Seldom outlive their founder. But in most cases the founding conqueror but leads a conquering nation, as Alexander did the Macedonians, Napoleon the French, Hitler the Germans. However, even where all enemies are vanquished, instead of, as in the latter two cases, the reverse, such empires still seldom outlive their founder. Alexander's Empire fell apart into the rival realms of his warring generals. Nonetheless, although one Macedonian-ruled state did not survive, several such did, and over the Middle East was almost as pervasive as is Arab today for several centuries thereafter.
More stable are empires, such as the Roman, the phone number list Han and the British, created by slow but sure expansion by one core nation over centuries. The problem that then arises is of maintaining cohesion in the face of erosion of the identity and strength of the imperial nation by a number of factors which seem common to empires.
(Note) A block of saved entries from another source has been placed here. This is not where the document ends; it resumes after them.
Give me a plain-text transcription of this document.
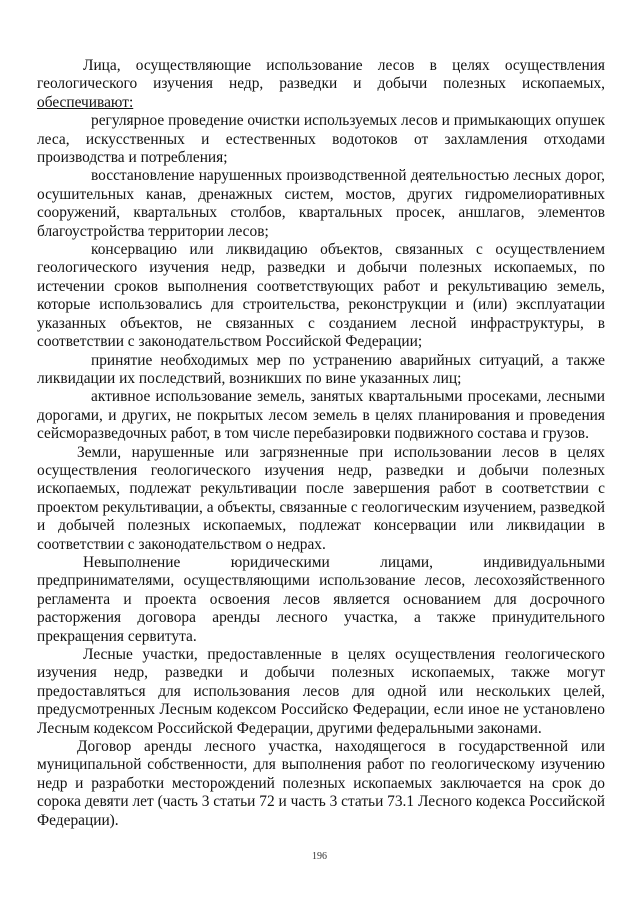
Лица, осуществляющие использование лесов в целях осуществления геологического изучения недр, разведки и добычи полезных ископаемых, обеспечивают:

регулярное проведение очистки используемых лесов и примыкающих опушек леса, искусственных и естественных водотоков от захламления отходами производства и потребления;

восстановление нарушенных производственной деятельностью лесных дорог, осушительных канав, дренажных систем, мостов, других гидромелиоративных сооружений, квартальных столбов, квартальных просек, аншлагов, элементов благоустройства территории лесов;

консервацию или ликвидацию объектов, связанных с осуществлением геологического изучения недр, разведки и добычи полезных ископаемых, по истечении сроков выполнения соответствующих работ и рекультивацию земель, которые использовались для строительства, реконструкции и (или) эксплуатации указанных объектов, не связанных с созданием лесной инфраструктуры, в соответствии с законодательством Российской Федерации;

принятие необходимых мер по устранению аварийных ситуаций, а также ликвидации их последствий, возникших по вине указанных лиц;

активное использование земель, занятых квартальными просеками, лесными дорогами, и других, не покрытых лесом земель в целях планирования и проведения сейсморазведочных работ, в том числе перебазировки подвижного состава и грузов.

Земли, нарушенные или загрязненные при использовании лесов в целях осуществления геологического изучения недр, разведки и добычи полезных ископаемых, подлежат рекультивации после завершения работ в соответствии с проектом рекультивации, а объекты, связанные с геологическим изучением, разведкой и добычей полезных ископаемых, подлежат консервации или ликвидации в соответствии с законодательством о недрах.

Невыполнение юридическими лицами, индивидуальными предпринимателями, осуществляющими использование лесов, лесохозяйственного регламента и проекта освоения лесов является основанием для досрочного расторжения договора аренды лесного участка, а также принудительного прекращения сервитута.

Лесные участки, предоставленные в целях осуществления геологического изучения недр, разведки и добычи полезных ископаемых, также могут предоставляться для использования лесов для одной или нескольких целей, предусмотренных Лесным кодексом Российско Федерации, если иное не установлено Лесным кодексом Российской Федерации, другими федеральными законами.

Договор аренды лесного участка, находящегося в государственной или муниципальной собственности, для выполнения работ по геологическому изучению недр и разработки месторождений полезных ископаемых заключается на срок до сорока девяти лет (часть 3 статьи 72 и часть 3 статьи 73.1 Лесного кодекса Российской Федерации).

196
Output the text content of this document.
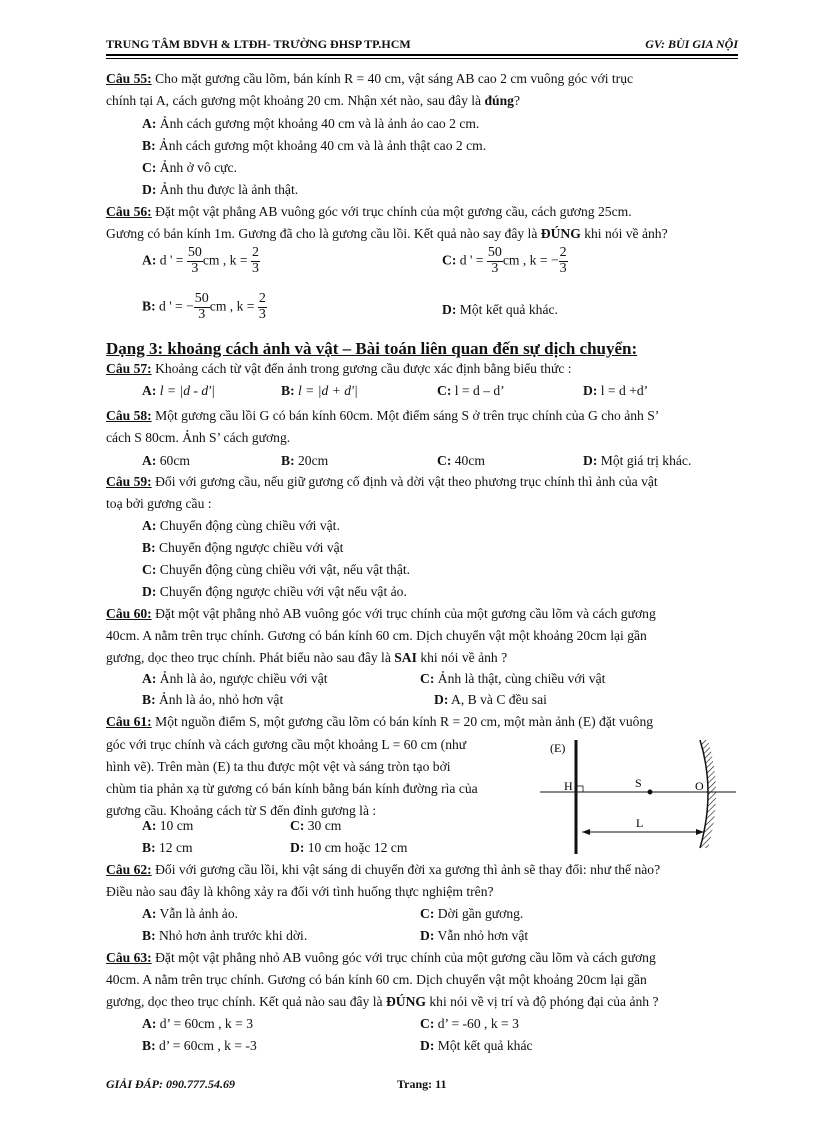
TRUNG TÂM BDVH & LTĐH- TRƯỜNG ĐHSP TP.HCM	GV: BÙI GIA NỘI
Câu 55: Cho mặt gương cầu lõm, bán kính R = 40 cm, vật sáng AB cao 2 cm vuông góc với trục
chính tại A, cách gương một khoảng 20 cm. Nhận xét nào, sau đây là đúng?
A: Ảnh cách gương một khoảng 40 cm và là ảnh ảo cao 2 cm.
B: Ảnh cách gương một khoảng 40 cm và là ảnh thật cao 2 cm.
C: Ảnh ở vô cực.
D: Ảnh thu được là ảnh thật.
Câu 56: Đặt một vật phẳng AB vuông góc với trục chính của một gương cầu, cách gương 25cm.
Gương có bán kính 1m. Gương đã cho là gương cầu lồi. Kết quả nào say đây là ĐÚNG khi nói về ảnh?
A: d ' = $\frac{50}{3}$ cm , $k = \frac{2}{3}$	C: d ' = $\frac{50}{3}$ cm , k = − $\frac{2}{3}$
B: d ' = − $\frac{50}{3}$ cm , $k = \frac{2}{3}$	D: Một kết quả khác.
Dạng 3: khoảng cách ảnh và vật – Bài toán liên quan đến sự dịch chuyển:
Câu 57: Khoảng cách từ vật đến ảnh trong gương cầu được xác định bằng biểu thức :
A: l = |d - d'|	B: l = |d + d'|	C: l = d – d’	D: l = d +d’
Câu 58: Một gương cầu lồi G có bán kính 60cm. Một điểm sáng S ở trên trục chính của G cho ảnh S’
cách S 80cm. Ảnh S’ cách gương.
A: 60cm	B: 20cm	C: 40cm	D: Một giá trị khác.
Câu 59: Đối với gương cầu, nếu giữ gương cố định và dời vật theo phương trục chính thì ảnh của vật
toạ bởi gương cầu :
A: Chuyển động cùng chiều với vật.
B: Chuyển động ngược chiều với vật
C: Chuyển động cùng chiều với vật, nếu vật thật.
D: Chuyển động ngược chiều với vật nếu vật ảo.
Câu 60: Đặt một vật phẳng nhỏ AB vuông góc với trục chính của một gương cầu lõm và cách gương
40cm. A nằm trên trục chính. Gương có bán kính 60 cm. Dịch chuyển vật một khoảng 20cm lại gần
gương, dọc theo trục chính. Phát biểu nào sau đây là SAI khi nói về ảnh ?
A: Ảnh là ảo, ngược chiều với vật	C: Ảnh là thật, cùng chiều với vật
B: Ảnh là ảo, nhỏ hơn vật	D: A, B và C đều sai
Câu 61: Một nguồn điểm S, một gương cầu lõm có bán kính R = 20 cm, một màn ảnh (E) đặt vuông
góc với trục chính và cách gương cầu một khoảng L = 60 cm (như
hình vẽ). Trên màn (E) ta thu được một vệt và sáng tròn tạo bởi
chùm tia phản xạ từ gương có bán kính bằng bán kính đường rìa của
gương cầu. Khoảng cách từ S đến đỉnh gương là :
A: 10 cm	C: 30 cm
B: 12 cm	D: 10 cm hoặc 12 cm
(E)
H	S	O
L
Câu 62: Đối với gương cầu lồi, khi vật sáng di chuyển đời xa gương thì ảnh sẽ thay đổi: như thế nào?
Điều nào sau đây là không xảy ra đối với tình huống thực nghiệm trên?
A: Vẫn là ảnh ảo.	C: Dời gần gương.
B: Nhỏ hơn ảnh trước khi dời.	D: Vẫn nhỏ hơn vật
Câu 63: Đặt một vật phẳng nhỏ AB vuông góc với trục chính của một gương cầu lõm và cách gương
40cm. A nằm trên trục chính. Gương có bán kính 60 cm. Dịch chuyển vật một khoảng 20cm lại gần
gương, dọc theo trục chính. Kết quả nào sau đây là ĐÚNG khi nói về vị trí và độ phóng đại của ảnh ?
A: d’ = 60cm , k = 3	C: d’ = -60 , k = 3
B: d’ = 60cm , k = -3	D: Một kết quả khác
GIẢI ĐÁP: 090.777.54.69	Trang: 11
Often the conquerors become the victims of their own success.
The martial nobility and sturdy, free yeomanry who normally comprise such nations in the days of their rise and form the backbone of its military strength degenerate into idle parasitic sybarites on one hand and into impoverished serfs and urban proletarians on the other, as happened to both Classical Rome and Byzantium. The free farmers who proudly rallied to the standard of their elected temporary war leader Cincinnatus and of the Republic evolved into the urban prole.